On 06 November 2007, Arnaud Gomes-do-Vale Arnaud.Gomes at ircam.fr wrote: Tue Nov 6 21:44:19 UTC 2007 <snip>
After ruling out the obvious (is /opt full?), check your logs (most probably dmesg and/or /var/log/messages).
Now a wild guess: what file system are you using for /opt? Does it support symlinks?
JACKPOT! Your "wild guess" was *dead* on! Google is installing into /opt I'd forgotten that I have /opt as FAT32, to safely move files between NTFS and ext3. This is a dual boot, WinXP and CentOS 5 box.
Thank you! I will install Picasa on my wife's box, when she's not using it.
Lanny Marcus wrote:
JACKPOT! Your "wild guess" was *dead* on! Google is installing into /opt I'd forgotten that I have /opt as FAT32, to safely move files between NTFS and ext3. This is a dual boot, WinXP and CentOS 5 box.
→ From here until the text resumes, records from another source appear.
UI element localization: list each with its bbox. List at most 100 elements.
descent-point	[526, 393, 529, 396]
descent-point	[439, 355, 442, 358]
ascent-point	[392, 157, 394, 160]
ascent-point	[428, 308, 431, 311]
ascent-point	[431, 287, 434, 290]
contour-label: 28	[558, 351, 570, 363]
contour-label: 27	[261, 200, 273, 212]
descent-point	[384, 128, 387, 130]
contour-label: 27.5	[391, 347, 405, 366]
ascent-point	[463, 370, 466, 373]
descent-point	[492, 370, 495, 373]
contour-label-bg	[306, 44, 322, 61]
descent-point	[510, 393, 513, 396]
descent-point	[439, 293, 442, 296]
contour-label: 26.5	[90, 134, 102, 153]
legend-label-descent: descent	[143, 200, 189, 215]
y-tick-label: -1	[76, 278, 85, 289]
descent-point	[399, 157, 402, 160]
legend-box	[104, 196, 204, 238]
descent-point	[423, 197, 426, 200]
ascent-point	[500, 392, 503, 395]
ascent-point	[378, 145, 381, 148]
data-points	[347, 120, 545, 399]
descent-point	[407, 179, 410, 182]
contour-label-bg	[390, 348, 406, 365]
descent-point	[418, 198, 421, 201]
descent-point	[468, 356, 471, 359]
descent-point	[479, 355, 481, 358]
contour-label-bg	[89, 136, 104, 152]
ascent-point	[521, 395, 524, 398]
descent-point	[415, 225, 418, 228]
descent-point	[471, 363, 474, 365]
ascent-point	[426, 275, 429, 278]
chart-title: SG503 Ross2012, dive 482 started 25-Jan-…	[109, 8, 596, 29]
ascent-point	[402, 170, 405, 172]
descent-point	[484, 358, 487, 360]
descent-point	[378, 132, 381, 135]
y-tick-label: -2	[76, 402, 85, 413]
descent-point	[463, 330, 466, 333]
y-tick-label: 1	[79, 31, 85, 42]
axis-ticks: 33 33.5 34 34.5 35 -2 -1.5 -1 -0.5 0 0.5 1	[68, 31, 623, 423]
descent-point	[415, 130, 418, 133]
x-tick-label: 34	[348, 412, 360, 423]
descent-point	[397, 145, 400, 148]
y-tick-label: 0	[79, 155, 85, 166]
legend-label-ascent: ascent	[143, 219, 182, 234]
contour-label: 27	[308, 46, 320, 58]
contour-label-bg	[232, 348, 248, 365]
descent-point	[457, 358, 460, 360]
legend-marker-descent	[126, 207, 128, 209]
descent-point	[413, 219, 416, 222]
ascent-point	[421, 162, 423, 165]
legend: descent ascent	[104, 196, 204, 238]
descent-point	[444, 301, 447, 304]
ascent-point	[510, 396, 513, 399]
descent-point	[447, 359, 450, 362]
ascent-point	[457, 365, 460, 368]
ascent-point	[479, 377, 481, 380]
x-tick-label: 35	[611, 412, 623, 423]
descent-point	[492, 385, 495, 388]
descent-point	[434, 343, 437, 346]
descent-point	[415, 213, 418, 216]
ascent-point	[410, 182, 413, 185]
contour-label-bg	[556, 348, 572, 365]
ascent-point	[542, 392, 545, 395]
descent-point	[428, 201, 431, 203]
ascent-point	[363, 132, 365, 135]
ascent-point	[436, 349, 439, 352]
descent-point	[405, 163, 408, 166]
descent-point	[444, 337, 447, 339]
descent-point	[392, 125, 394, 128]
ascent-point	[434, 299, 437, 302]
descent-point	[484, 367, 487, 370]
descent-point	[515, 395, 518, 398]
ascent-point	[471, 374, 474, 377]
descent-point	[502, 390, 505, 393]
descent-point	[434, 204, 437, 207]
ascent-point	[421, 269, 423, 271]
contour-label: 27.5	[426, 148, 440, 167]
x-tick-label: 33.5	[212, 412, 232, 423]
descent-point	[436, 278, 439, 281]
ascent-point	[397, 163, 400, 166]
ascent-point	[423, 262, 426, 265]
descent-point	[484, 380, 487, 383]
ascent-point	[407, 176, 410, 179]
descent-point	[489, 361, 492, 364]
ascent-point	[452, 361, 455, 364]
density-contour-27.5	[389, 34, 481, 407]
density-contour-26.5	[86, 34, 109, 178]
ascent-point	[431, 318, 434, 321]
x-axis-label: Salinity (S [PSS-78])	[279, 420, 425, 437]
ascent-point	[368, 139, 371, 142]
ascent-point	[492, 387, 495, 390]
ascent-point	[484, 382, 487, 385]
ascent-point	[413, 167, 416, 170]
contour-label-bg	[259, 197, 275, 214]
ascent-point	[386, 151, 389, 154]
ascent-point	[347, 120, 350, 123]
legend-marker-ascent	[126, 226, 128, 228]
Use something else for that, not /opt. Just make up some directory name, unmount /opt, re-mount the FAT32 partition under the new directory, and then leave /opt alone.
Florin Andrei wrote:
Lanny Marcus wrote:
JACKPOT! Your "wild guess" was *dead* on! Google is installing into /opt I'd forgotten that I have /opt as FAT32, to safely move files between NTFS and ext3. This is a dual boot, WinXP and CentOS 5 box.
Use something else for that, not /opt. Just make up some directory name, unmount /opt, re-mount the FAT32 partition under the new directory, and then leave /opt alone.
indeed. in some filename/directory standard or another who's name escapes me, /opt is the standard place to install non-core distribution software packages ... linux people often use /usr/local for this, but /usr/local is intended for site specific stuff, which software packages really aren't.